It was no shock when Gus Bevona, the profusely paid and notoriously autocratic boss of the building services union, appealed a sweeping court decision taking the oversight of his local’s election out of his hands. The surprise came when Brian McLaughlin, head of the mainstream New York City Central Labor Council, rushed to support Bevona’s appeal–against the advice of his many advisers.
On December 15, Federal Judge Richard Owen found that Bevona–who pays himself $494,000 a year to run Local 32B-32J–“suppressed dissent” and trampled on members’ rights in an early 1997 election that opponents say was rigged. In addition to electing union reps, the members were voting on proposed bylaw changes that would have reduced officers’ swollen salaries, elected union representatives and guaranteed that members would have the right to approve contracts.
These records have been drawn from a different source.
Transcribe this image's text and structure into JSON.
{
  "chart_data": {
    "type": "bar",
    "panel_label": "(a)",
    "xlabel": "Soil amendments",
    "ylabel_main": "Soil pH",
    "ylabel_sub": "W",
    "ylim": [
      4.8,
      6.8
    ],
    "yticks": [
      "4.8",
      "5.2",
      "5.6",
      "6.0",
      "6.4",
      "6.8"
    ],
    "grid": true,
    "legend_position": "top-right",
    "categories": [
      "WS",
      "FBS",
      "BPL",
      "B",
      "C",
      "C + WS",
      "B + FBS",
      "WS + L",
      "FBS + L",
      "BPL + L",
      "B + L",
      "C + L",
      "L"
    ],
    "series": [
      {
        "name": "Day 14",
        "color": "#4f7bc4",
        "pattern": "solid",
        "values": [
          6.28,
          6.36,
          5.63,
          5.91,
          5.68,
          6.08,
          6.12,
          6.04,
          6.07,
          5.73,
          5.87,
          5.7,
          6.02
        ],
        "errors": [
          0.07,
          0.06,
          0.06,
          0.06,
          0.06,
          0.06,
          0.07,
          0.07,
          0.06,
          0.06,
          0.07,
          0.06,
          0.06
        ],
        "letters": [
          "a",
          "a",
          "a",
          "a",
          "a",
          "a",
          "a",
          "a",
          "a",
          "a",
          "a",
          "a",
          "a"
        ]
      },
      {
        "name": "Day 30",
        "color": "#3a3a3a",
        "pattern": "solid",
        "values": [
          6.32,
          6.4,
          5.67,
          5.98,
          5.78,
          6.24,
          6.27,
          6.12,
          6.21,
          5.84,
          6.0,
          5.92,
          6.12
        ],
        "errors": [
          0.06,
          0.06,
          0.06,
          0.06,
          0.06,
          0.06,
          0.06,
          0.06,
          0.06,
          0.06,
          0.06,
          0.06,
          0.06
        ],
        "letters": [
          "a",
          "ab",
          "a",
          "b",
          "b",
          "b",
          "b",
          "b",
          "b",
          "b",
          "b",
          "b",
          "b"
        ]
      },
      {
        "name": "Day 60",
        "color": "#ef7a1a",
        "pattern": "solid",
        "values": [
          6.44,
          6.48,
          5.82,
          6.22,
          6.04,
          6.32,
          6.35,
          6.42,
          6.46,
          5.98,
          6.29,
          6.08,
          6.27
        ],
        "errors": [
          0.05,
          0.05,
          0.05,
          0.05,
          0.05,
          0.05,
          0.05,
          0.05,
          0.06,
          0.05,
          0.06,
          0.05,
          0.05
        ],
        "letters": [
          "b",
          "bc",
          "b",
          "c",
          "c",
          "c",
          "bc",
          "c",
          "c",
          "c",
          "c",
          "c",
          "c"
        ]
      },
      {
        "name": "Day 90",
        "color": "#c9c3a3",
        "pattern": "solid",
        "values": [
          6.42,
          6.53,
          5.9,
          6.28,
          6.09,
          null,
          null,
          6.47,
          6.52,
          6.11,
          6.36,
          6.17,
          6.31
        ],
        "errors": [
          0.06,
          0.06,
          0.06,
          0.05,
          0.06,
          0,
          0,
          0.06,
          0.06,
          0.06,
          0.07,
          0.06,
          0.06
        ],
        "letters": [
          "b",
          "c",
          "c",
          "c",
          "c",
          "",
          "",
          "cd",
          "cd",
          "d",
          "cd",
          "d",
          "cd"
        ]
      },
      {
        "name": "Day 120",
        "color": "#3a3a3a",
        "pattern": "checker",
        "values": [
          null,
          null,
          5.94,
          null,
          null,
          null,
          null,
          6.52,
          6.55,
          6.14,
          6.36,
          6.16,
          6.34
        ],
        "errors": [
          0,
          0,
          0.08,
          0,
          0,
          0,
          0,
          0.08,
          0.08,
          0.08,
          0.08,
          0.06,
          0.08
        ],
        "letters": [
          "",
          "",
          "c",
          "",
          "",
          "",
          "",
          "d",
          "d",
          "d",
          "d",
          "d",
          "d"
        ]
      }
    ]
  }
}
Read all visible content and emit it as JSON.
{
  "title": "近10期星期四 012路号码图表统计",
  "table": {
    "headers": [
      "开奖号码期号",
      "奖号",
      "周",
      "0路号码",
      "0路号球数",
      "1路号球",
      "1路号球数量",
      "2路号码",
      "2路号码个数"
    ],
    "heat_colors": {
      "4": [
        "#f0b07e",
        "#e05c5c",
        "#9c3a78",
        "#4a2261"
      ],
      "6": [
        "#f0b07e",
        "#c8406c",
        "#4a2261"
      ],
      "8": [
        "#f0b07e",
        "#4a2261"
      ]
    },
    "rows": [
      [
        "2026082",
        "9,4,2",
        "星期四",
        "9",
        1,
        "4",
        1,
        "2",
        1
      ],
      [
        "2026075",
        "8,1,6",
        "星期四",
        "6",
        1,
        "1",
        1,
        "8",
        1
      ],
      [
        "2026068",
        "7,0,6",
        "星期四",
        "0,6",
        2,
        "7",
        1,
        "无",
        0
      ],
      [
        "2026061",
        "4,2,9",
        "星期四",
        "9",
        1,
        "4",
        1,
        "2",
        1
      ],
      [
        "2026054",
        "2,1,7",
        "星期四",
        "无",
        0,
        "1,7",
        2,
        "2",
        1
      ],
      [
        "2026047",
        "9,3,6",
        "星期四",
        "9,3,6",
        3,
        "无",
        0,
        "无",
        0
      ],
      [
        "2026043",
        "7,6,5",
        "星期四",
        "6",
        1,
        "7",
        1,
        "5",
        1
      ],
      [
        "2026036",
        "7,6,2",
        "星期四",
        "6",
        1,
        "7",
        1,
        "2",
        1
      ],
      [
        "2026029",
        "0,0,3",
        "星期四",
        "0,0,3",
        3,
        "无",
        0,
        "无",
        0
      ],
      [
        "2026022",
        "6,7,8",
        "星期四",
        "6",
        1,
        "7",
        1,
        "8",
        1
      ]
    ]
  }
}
Union critics documented many abuses during the vote: leadership recommendations printed on ballots, unmonitored ballot boxes, and polling hours that excluded many of the union’s 55,000 mostly minority workers.
In his ruling, Owen wrote that union’s members will suffer “an enormous risk of abuse of power by the incumbent leadership” unless future votes are conducted by outsiders. Opponents say if Bevona runs the election again it will be even harder for them to win a majority–let alone the needed two- thirds needed to change the bylaws–in the February 4 vote.
McLaughlin, a Democratic Queens assemblyman and former electrical union official, instructed attorneys at his 500-union umbrella Central Labor Council to join in the appeal against the decision, arguing that the court dangerously exceeded its authority. “[Owen’s] orders threaten to fundamentally interfere with internal union voting policies and the right of unions to self-govern,” CLC chief counsel Douglas Menagh wrote to labor attorneys in a bid for support.
The decision to join the appeal was not a popular one, even among lawyers affiliated with the council. Only 12 of the 69 members of the council’s own lawyers’ advisory committee agreed to the appeal.
For their part, the anti-Bevona dissenters, who garnered 45 percent of the vote last time, were stunned by the council’s decision. “We proved at trial that members of our union were openly coerced,” says Carlos Guzman, leader of 32B-32J’s dissident Members for a Better Union. “This type of behavior should be denounced by the labor movement. And Brian McLaughlin, who wants to be mayor, should align himself with the rank and file he is supposed to be speaking for.”
At press time, the appeal is scheduled to be heard in state Court of Appeals on February 9, five days after the vote, which will be conducted by court- appointed election officer and veteran labor attorney Terry McGuinness.